Gülüşümü geri verdi. Kızıllarında hissettim rüzgarı. Soğuk, sert esen rüzgar ilk kez hoşuma gitti. Yüzüme tokat gibi çarpan o bakışlar, kalbimin hep teklemesine sebep oldu. Koyu kırmızıların yanında sönük kaldı benliğim. Yeşillerim takıldı kaldı çehresinde. Bu güzellik karşısında nutkum tutuldu. Nefesim kesildi yüzlerce kez. Nefessiz kaldım.
İlk tanıştığımız haftalarda, her buluştuktan sonra geceleri düşündüm. Onunla yaptığım şeyleri düşündüm. Yanaklarım kızardı, kaç kez kustum bilmiyorum. İçimi güllerle doldurdu Katsuki. O gülleri hissettim midemde.

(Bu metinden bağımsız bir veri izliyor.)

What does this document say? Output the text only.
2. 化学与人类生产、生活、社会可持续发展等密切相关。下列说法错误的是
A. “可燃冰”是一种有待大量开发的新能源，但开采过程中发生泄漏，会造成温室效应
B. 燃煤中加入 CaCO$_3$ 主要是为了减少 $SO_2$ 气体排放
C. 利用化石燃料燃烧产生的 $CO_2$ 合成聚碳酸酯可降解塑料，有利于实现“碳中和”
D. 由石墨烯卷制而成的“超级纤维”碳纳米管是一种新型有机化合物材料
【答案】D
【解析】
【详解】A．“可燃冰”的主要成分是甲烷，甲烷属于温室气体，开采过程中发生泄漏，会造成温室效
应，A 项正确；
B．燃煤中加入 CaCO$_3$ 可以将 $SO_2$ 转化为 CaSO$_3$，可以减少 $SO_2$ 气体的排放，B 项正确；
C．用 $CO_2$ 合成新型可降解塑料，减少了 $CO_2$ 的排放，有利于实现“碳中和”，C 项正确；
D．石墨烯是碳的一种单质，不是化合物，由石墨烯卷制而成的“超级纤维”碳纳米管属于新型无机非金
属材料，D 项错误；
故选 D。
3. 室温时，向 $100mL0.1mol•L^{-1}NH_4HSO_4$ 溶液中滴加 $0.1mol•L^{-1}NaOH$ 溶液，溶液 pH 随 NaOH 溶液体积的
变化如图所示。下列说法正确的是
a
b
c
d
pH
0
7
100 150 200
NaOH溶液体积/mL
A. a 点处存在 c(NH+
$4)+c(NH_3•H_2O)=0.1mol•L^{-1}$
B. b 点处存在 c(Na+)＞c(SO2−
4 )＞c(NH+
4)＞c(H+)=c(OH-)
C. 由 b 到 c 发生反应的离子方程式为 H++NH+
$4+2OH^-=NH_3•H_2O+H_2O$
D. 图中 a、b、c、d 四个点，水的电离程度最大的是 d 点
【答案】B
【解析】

Ve daha da yakımlaştığımızda, geceleri onu düşündüm. Bana sarıldığını hayal etmiştim. Bu her ne kadar utanç verici olsa da, onun beni öptüğünü rüyamda görmüştüm. Bu yüzden de kusmuştum. Bu hisleri ilk kez yaşayınca, ne yapacağımı bilememiştim işte.

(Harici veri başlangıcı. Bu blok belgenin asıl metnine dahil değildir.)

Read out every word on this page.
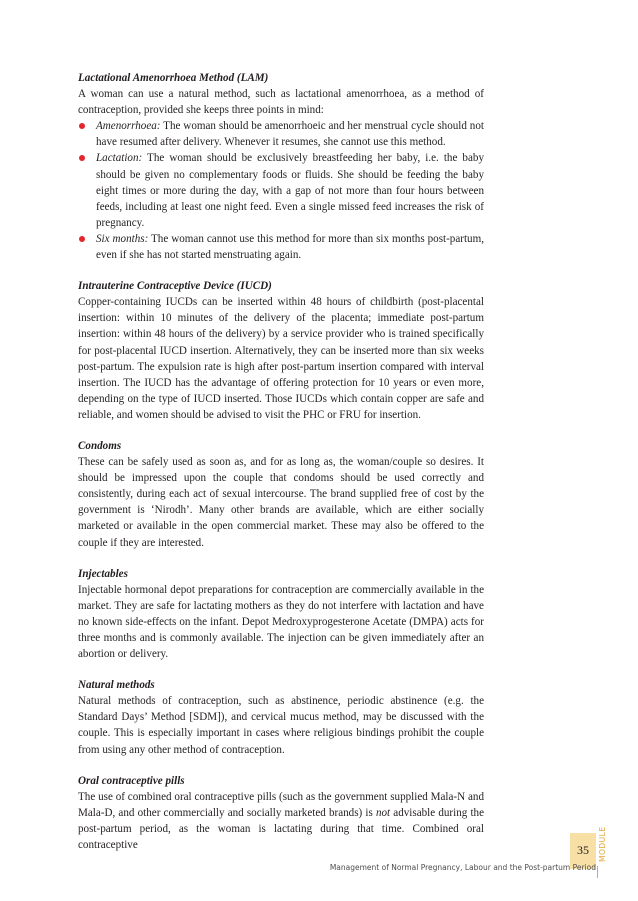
Lactational Amenorrhoea Method (LAM)

A woman can use a natural method, such as lactational amenorrhoea, as a method of contraception, provided she keeps three points in mind:

Amenorrhoea: The woman should be amenorrhoeic and her menstrual cycle should not have resumed after delivery. Whenever it resumes, she cannot use this method.
Lactation: The woman should be exclusively breastfeeding her baby, i.e. the baby should be given no complementary foods or fluids. She should be feeding the baby eight times or more during the day, with a gap of not more than four hours between feeds, including at least one night feed. Even a single missed feed increases the risk of pregnancy.
Six months: The woman cannot use this method for more than six months post-partum, even if she has not started menstruating again.
Intrauterine Contraceptive Device (IUCD)

Copper-containing IUCDs can be inserted within 48 hours of childbirth (post-placental insertion: within 10 minutes of the delivery of the placenta; immediate post-partum insertion: within 48 hours of the delivery) by a service provider who is trained specifically for post-placental IUCD insertion. Alternatively, they can be inserted more than six weeks post-partum. The expulsion rate is high after post-partum insertion compared with interval insertion. The IUCD has the advantage of offering protection for 10 years or even more, depending on the type of IUCD inserted. Those IUCDs which contain copper are safe and reliable, and women should be advised to visit the PHC or FRU for insertion.

Condoms

These can be safely used as soon as, and for as long as, the woman/couple so desires. It should be impressed upon the couple that condoms should be used correctly and consistently, during each act of sexual intercourse. The brand supplied free of cost by the government is ‘Nirodh’. Many other brands are available, which are either socially marketed or available in the open commercial market. These may also be offered to the couple if they are interested.

Injectables

Injectable hormonal depot preparations for contraception are commercially available in the market. They are safe for lactating mothers as they do not interfere with lactation and have no known side-effects on the infant. Depot Medroxyprogesterone Acetate (DMPA) acts for three months and is commonly available. The injection can be given immediately after an abortion or delivery.

Natural methods

Natural methods of contraception, such as abstinence, periodic abstinence (e.g. the Standard Days’ Method [SDM]), and cervical mucus method, may be discussed with the couple. This is especially important in cases where religious bindings prohibit the couple from using any other method of contraception.

Oral contraceptive pills

The use of combined oral contraceptive pills (such as the government supplied Mala-N and Mala-D, and other commercially and socially marketed brands) is not advisable during the post-partum period, as the woman is lactating during that time. Combined oral contraceptive	35	MODULE
Management of Normal Pregnancy, Labour and the Post-partum Period
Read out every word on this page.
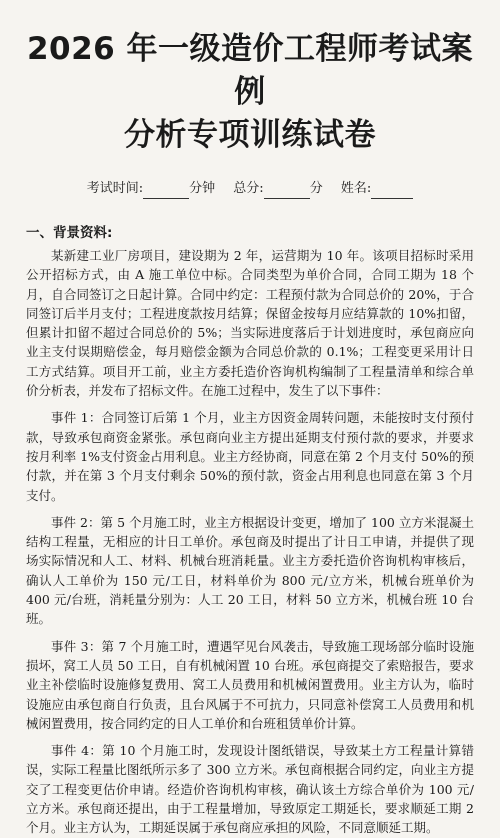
2026 年一级造价工程师考试案例
分析专项训练试卷
考试时间:	分钟 总分:	分 姓名:
一、背景资料:

某新建工业厂房项目，建设期为 2 年，运营期为 10 年。该项目招标时采用公开招标方式，由 A 施工单位中标。合同类型为单价合同，合同工期为 18 个月，自合同签订之日起计算。合同中约定：工程预付款为合同总价的 20%，于合同签订后半月支付；工程进度款按月结算；保留金按每月应结算款的 10%扣留，但累计扣留不超过合同总价的 5%；当实际进度落后于计划进度时，承包商应向业主支付误期赔偿金，每月赔偿金额为合同总价款的 0.1%；工程变更采用计日工方式结算。项目开工前，业主方委托造价咨询机构编制了工程量清单和综合单价分析表，并发布了招标文件。在施工过程中，发生了以下事件：

事件 1：合同签订后第 1 个月，业主方因资金周转问题，未能按时支付预付款，导致承包商资金紧张。承包商向业主方提出延期支付预付款的要求，并要求按月利率 1%支付资金占用利息。业主方经协商，同意在第 2 个月支付 50%的预付款，并在第 3 个月支付剩余 50%的预付款，资金占用利息也同意在第 3 个月支付。

事件 2：第 5 个月施工时，业主方根据设计变更，增加了 100 立方米混凝土结构工程量，无相应的计日工单价。承包商及时提出了计日工申请，并提供了现场实际情况和人工、材料、机械台班消耗量。业主方委托造价咨询机构审核后，确认人工单价为 150 元/工日，材料单价为 800 元/立方米，机械台班单价为 400 元/台班，消耗量分别为：人工 20 工日，材料 50 立方米，机械台班 10 台班。

事件 3：第 7 个月施工时，遭遇罕见台风袭击，导致施工现场部分临时设施损坏，窝工人员 50 工日，自有机械闲置 10 台班。承包商提交了索赔报告，要求业主补偿临时设施修复费用、窝工人员费用和机械闲置费用。业主方认为，临时设施应由承包商自行负责，且台风属于不可抗力，只同意补偿窝工人员费用和机械闲置费用，按合同约定的日人工单价和台班租赁单价计算。

事件 4：第 10 个月施工时，发现设计图纸错误，导致某土方工程量计算错误，实际工程量比图纸所示多了 300 立方米。承包商根据合同约定，向业主方提交了工程变更估价申请。经造价咨询机构审核，确认该土方综合单价为 100 元/立方米。承包商还提出，由于工程量增加，导致原定工期延长，要求顺延工期 2 个月。业主方认为，工期延误属于承包商应承担的风险，不同意顺延工期。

Ama sonra, bana Katsuki öğretti. Onu seviyordum. Bana dokunduğunda, dokunduğu her parçam alev almaya başladı bir zaman sonra. Yanında düzgün düşünemedim. Bana hep iltifat etmesini istedim. Bana uzun süre bakmasını, gözlerinin üzerimden ayrılmamasını istedim.
Zaten daha sonra, birlikte olduk. O beni öptü, ben de karşılık verdim. Üzerimde istediğim dudaklar bana ait olmuştu. Ellerini saçlarımda gezdirdi. Başımı okşadı. Kaç gece beraber uyuduk bilemiyorum. Bana cenneti yaşattı.

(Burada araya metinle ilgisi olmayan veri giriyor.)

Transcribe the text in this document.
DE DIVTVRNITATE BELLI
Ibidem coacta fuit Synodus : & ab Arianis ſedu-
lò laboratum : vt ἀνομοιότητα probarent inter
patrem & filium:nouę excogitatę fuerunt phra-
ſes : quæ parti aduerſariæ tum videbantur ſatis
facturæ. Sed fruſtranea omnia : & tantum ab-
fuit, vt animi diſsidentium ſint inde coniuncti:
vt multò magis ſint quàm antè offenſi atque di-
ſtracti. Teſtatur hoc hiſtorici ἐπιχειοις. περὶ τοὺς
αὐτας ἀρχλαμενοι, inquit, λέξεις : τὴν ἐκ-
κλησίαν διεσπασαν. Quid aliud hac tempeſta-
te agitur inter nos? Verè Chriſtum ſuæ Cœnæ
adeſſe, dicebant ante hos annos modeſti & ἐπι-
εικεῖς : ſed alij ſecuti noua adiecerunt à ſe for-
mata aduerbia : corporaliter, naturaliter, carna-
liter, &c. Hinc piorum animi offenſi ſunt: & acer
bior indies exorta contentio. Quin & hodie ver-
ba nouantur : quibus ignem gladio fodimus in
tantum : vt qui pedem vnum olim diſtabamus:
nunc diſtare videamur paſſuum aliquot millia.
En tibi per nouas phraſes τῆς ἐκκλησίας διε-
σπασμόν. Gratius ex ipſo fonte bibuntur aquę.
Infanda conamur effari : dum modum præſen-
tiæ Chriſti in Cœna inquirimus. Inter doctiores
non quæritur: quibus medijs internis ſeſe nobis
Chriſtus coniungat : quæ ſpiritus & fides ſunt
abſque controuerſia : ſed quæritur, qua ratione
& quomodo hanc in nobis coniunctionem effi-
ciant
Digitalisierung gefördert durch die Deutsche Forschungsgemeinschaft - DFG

Hasta olduğumda yanında birisinin olmasının nasıl bir his olduğunu bana ilk o yaşattı. Benim, hasta halime katlandı. Hiç yanımdan ayrılmadı. Bi' anne gibi baktı bana. Hiç iyileşmek istemedim o zaman. Hep bana bakmasını istedim.
İlk kez yemeğe çıktığımızda, bana çok güzel bakmıştı. Gözleri gözlerime kilitlenmişti. Ben ne yapacağımı şaşırmıştım. Ah Katsuki, demiştim içimden. Bana böyle bakmayı bırak.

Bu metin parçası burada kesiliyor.